Building the algorithm, Arnade said, fostered trust among the researchers, since many detailed steps, revisions, and decisions contributed to the final product.
“What we were trying to do with the algorithm we were building was to minimize the error rate, and we did that using only a smaller subset of data,” Arnade said. “In the first model we built, for one of the categories, we got to an eight percent error rate, and Dr. Kumar told us she was able to apply that to a huge data set of 20,000 rows of data and keep that minimized error rate. It was surprising to me how that algorithm could be applied on such a large level.”
Truter credited the team’s progress to its open lines of communication and willingness to share ideas.

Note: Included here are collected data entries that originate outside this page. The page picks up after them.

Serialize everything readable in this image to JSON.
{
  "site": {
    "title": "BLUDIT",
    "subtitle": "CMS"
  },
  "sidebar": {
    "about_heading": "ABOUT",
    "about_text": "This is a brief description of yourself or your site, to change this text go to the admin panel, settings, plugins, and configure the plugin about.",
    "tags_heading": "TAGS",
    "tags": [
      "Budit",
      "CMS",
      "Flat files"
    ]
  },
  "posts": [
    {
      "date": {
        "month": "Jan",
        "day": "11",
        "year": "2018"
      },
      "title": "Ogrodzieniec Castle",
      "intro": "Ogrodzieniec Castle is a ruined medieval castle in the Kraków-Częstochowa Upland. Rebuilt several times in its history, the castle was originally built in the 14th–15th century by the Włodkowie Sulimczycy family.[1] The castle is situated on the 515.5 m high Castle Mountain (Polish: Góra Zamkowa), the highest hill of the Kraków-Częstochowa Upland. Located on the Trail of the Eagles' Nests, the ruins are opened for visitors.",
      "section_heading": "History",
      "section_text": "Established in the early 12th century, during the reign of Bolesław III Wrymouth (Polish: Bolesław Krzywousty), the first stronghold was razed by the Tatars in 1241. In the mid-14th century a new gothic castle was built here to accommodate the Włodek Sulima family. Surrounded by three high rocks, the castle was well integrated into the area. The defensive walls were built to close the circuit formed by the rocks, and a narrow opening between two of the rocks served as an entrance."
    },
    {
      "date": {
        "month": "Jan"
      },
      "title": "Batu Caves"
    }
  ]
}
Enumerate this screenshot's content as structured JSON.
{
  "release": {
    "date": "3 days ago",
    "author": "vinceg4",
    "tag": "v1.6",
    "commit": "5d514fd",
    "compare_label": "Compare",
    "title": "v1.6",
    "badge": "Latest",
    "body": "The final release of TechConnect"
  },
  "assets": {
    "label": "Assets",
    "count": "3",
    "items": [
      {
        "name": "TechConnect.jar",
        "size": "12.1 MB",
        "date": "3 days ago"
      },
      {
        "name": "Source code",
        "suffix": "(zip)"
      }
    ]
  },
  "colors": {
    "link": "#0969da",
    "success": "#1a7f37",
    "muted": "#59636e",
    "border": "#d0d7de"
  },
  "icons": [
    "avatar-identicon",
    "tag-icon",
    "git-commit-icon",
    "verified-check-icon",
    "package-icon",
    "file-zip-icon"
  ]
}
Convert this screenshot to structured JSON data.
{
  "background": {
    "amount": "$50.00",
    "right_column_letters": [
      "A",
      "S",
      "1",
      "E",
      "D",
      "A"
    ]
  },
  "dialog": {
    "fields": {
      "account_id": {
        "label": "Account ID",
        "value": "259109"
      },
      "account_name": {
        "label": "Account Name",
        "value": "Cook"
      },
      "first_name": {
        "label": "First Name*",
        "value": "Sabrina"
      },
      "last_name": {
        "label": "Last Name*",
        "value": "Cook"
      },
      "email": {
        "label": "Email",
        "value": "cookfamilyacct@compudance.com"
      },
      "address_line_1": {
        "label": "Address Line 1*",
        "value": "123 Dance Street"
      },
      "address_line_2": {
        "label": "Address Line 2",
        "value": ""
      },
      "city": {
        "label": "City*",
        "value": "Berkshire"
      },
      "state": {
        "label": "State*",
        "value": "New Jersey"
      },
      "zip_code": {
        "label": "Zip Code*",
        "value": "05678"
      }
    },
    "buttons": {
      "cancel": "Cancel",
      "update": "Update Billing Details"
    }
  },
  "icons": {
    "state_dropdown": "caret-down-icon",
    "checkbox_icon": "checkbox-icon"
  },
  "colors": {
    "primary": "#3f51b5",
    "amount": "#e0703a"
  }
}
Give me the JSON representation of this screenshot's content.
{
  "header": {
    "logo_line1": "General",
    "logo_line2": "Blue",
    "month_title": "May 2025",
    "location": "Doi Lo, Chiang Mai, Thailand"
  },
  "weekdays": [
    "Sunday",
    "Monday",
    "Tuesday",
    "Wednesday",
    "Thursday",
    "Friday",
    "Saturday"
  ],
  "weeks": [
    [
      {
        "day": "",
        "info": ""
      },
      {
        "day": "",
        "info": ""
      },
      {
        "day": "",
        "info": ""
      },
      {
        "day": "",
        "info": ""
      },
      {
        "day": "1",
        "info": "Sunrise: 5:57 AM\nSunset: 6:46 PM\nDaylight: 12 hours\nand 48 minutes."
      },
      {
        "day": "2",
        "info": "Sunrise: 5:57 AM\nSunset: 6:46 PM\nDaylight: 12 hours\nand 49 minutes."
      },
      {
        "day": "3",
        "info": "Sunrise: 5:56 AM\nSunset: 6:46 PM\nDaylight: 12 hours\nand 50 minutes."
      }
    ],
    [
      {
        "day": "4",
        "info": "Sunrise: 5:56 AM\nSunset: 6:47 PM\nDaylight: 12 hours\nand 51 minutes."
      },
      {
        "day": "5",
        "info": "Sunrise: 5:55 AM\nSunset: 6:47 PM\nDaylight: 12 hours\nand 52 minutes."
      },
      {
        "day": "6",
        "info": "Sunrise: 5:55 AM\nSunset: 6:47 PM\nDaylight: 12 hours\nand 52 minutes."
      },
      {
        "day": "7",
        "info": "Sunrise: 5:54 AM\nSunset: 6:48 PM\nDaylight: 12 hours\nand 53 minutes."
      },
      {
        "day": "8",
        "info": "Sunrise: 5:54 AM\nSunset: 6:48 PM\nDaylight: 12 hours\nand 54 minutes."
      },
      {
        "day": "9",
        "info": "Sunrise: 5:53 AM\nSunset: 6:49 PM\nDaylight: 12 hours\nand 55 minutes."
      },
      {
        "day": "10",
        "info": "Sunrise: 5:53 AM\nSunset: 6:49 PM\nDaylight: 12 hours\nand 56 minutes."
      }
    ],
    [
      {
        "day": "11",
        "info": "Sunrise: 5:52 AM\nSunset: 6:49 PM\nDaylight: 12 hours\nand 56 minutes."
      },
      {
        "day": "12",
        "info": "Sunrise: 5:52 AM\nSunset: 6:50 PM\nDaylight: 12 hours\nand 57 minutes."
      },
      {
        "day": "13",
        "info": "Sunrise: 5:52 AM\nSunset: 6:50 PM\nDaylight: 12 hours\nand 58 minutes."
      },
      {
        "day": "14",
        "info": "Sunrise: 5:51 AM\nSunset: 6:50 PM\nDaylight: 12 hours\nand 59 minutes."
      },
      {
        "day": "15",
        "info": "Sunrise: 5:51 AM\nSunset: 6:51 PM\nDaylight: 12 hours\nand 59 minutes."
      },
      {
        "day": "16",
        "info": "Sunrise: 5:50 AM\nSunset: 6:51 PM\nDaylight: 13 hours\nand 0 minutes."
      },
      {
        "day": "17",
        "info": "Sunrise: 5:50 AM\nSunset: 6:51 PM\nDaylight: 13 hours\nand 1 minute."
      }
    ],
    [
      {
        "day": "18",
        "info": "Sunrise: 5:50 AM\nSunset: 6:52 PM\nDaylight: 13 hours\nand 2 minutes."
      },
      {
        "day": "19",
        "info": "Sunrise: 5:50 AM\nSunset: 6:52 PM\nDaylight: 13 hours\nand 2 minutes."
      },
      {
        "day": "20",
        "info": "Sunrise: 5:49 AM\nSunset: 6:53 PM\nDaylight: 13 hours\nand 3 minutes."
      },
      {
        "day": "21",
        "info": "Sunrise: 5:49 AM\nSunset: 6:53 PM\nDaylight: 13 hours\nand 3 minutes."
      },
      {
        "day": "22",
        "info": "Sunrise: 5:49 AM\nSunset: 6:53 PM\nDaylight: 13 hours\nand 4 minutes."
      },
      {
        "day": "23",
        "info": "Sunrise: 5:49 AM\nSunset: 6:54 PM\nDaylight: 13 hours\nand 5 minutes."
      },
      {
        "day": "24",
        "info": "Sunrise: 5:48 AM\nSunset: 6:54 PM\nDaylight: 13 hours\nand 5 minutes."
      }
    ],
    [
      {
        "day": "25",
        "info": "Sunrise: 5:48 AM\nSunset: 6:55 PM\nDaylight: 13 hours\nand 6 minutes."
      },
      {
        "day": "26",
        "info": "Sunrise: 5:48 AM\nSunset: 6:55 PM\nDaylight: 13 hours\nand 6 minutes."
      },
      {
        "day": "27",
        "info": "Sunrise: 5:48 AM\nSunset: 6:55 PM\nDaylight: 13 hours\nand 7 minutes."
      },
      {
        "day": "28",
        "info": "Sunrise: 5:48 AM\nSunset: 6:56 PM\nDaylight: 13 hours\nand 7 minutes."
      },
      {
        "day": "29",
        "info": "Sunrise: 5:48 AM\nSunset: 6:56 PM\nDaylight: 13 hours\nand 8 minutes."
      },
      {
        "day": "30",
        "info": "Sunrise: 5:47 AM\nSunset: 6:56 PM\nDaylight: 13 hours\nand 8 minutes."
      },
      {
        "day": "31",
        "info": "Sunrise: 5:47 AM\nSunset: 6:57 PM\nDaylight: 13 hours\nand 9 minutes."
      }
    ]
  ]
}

“[Anna and Isabel] are really in tune with what’s going on, and they had amazing insights to share that really helped me out along the way,” he said. “We were all somewhat new to R, but from the way they went about their experiences, I couldn’t even say that. It felt like they really knew what was going on. We all needed to be on the same page of what to classify things as because if we didn’t do it properly, then we’re going to have a lot of misclassifications—not because of model error, but because of human error.”
The scope of GRI research often involves longer-term participation, which Arnade said provides participants with time to build comprehensive knowledge and community.
“I had done a lot of group projects inside the classroom at William & Mary, but I think this is a different experience because it’s an extended project,” Arnade said. “You can kind of become an expert on a little bit of work.”
Glass said the team’s different ages and area of study contributed to its success, since she remained open to mentorship and guidance—not only from Truter and Arnade in meetings and through a group chat, but also from faculty advisor Dr. Tanu Kumar.
“I know the Global Research Institute is all about turning ideas into impact, and I think Dr. Kumar has done a really amazing job creating a project idea that does exactly that,” Glass said. “We were working off of this hypothesis that although many complaints were marked as closed or attended, in reality there were more inefficiencies in the government or complaints that weren’t attended.”
Moving forward, Truter said he sees clear applications for his team’s research. The team’s final report is still being finalized, but GRI will post when it’s available.
“The ideal outcome is definitely that the registration system is … inspected more carefully,” he said. “This model can also be improved. With all the data the government has and all the resources they have, this is something that could be used to make a ton of information easy to interpret. I would definitely like the government to use it to see where they’re having the most issues and where they can allocate resources to fix these issues.”